O neurocientista Luiz Eugênio Mello, diretor científico da FAPESP, testemunhou a capacidade de articulação de Raupp. “Considero-o, junto com outros colegas, um dos responsáveis pela criação do campus da Unifesp [Universidade Federal de São Paulo] em São José dos Campos. Fomos juntos ao Ministério da Educação e, graças também ao aval do Raupp, então à frente do PqTec, saímos de uma reunião com o então diretor da Sesu [Secretaria da Educação Superior], Nelson Maculan, com as primeiras oito vagas de docentes aprovadas”, lembrou Mello, que, na época da criação desse campus era pró-reitor de Graduação da Unifesp. “Ele naturalmente se tornava um líder nas instituições em que atuava, talvez porque conseguisse contaminar seus colegas com esse desejo de transformar o Brasil em um polo de CT&I”, lembra Vasconcelos. “Pensava muito no futuro das instituições, sempre preocupado em como melhorá-las.”
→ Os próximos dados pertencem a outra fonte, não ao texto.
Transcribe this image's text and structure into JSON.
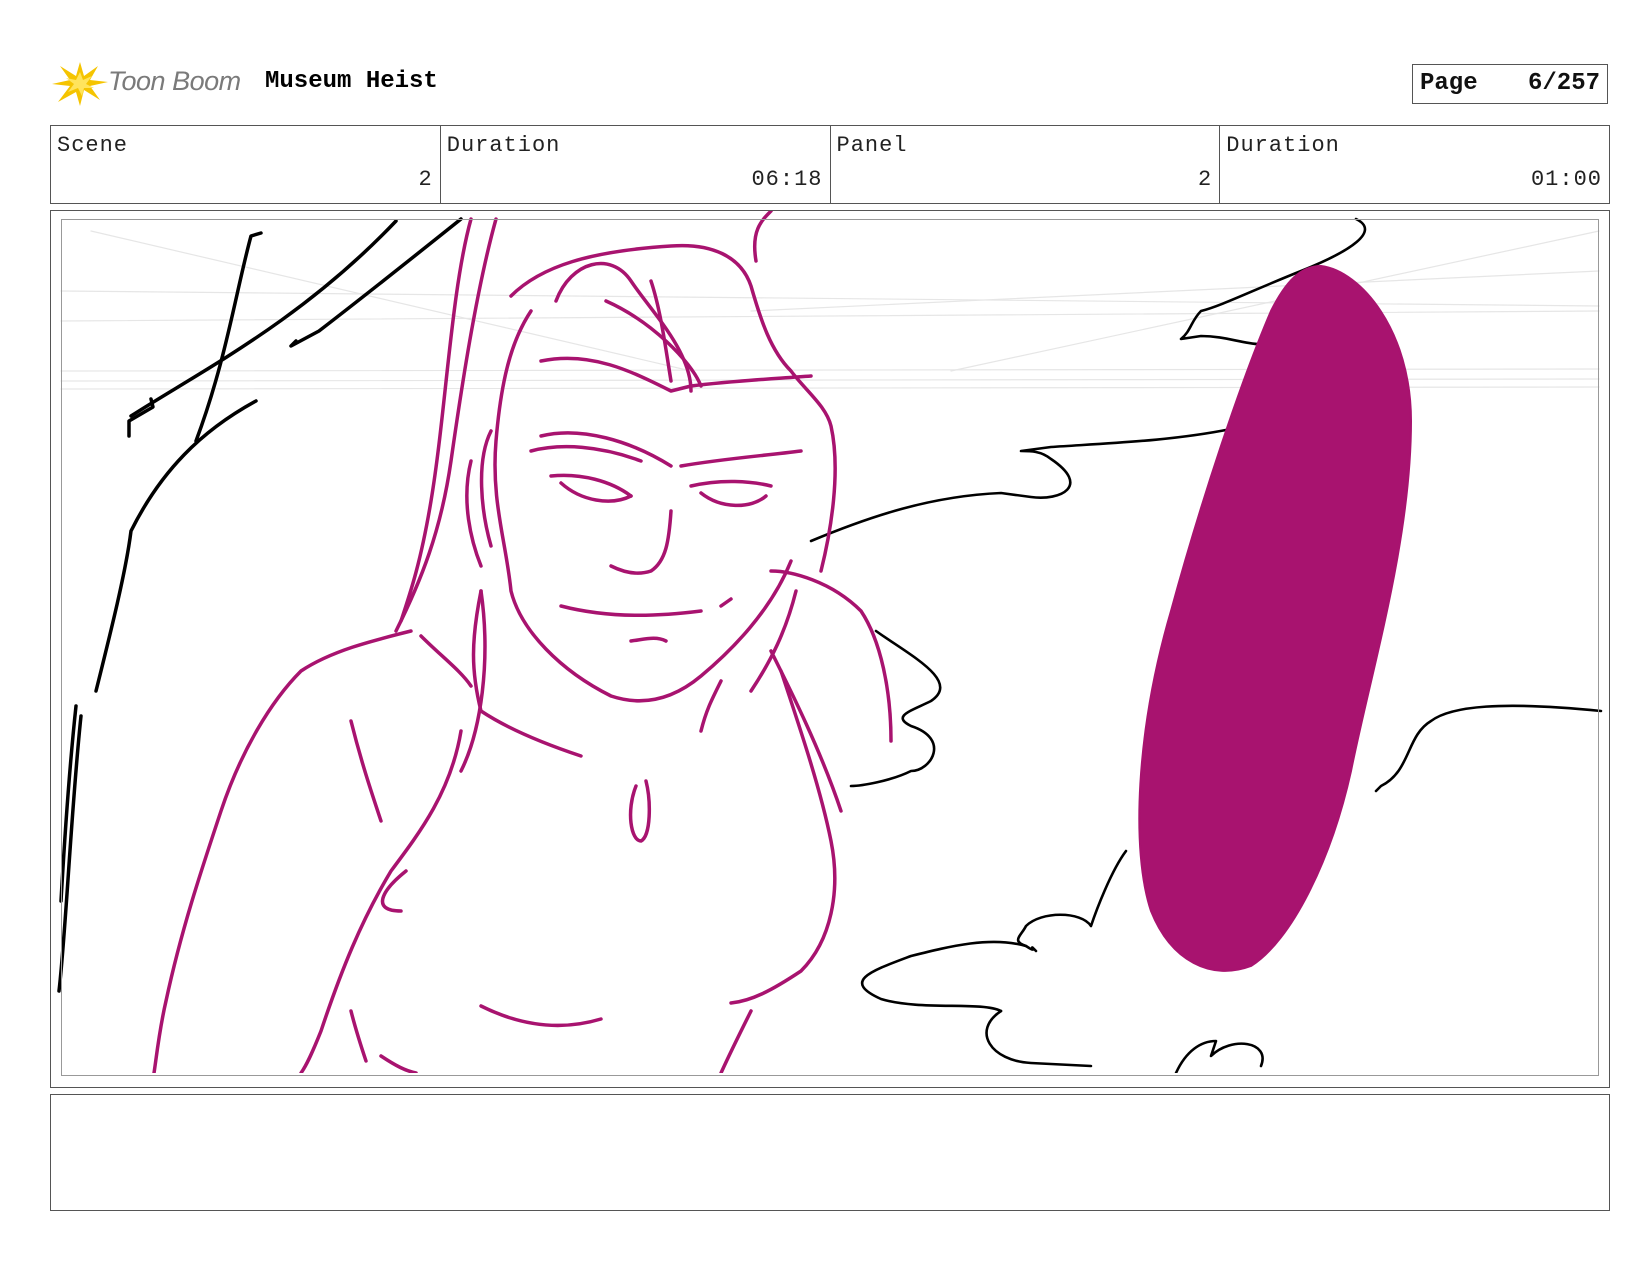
{
  "header": {
    "logo_text": "Toon Boom",
    "project_title": "Museum Heist"
  },
  "page": {
    "label": "Page",
    "value": "6/257"
  },
  "info": {
    "scene_label": "Scene",
    "scene_value": "2",
    "scene_duration_label": "Duration",
    "scene_duration_value": "06:18",
    "panel_label": "Panel",
    "panel_value": "2",
    "panel_duration_label": "Duration",
    "panel_duration_value": "01:00"
  },
  "colors": {
    "sketch_magenta": "#a8136f",
    "sketch_black": "#000000",
    "logo_yellow": "#f5c400"
  },
  "notes": {
    "text": ""
  }
}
Em 2011, Raupp deixou a SBPC para assumir a presidência da AEB, instituição à qual levou sua experiência em temas da política e tecnologia do espaço. Ele também integrou o Conselho Administrativo da Alcântara Cyclone Space, empresa pública binacional brasileira e ucraniana criada em 2006 e extinta em 2018. Em 2011, Raupp foi convidado pela então presidente Dilma Rousseff para assumir o MCT no lugar de Aloizio Mercadante. “Era uma questão de tempo até ele ser nomeado ministro”, comenta Vasconcelos. À época em que esteve à frente do ministério, Raupp se envolveu na formulação de empreendimentos de promoção do desenvolvimento de CT&I nas empresas, como a criação da Empresa Brasileira de Pesquisa e Inovação Industrial (Embrapii). “Ele transitava como poucos no Congresso Nacional, promovendo um diálogo direto e transparente com os parlamentares, quando da votação do orçamento, sobre a importância dessa área para o país”, complementa Luiz Elias, secretário-executivo do ministério à época em que Raupp este à frente da pasta.
“Raupp foi uma figura permanente no cenário de ciência, tecnologia e inovação do país nos últimos 35 anos”, afirmou Marco Antonio Zago, presidente da FAPESP. “Nas numerosas instituições que dirigiu, sua atuação foi sempre voltada para a busca de soluções de grandes problemas. Na direção do Inpe fortaleceu nossa autonomia na fabricação e testes de satélites e foi a grande liderança na criação do PqTec, modelo desse tipo de organização no país.”
Raupp deixa a esposa, Elisabeth Alves Mendonça, sete filhos (mais uma filha falecida) e 13 netos.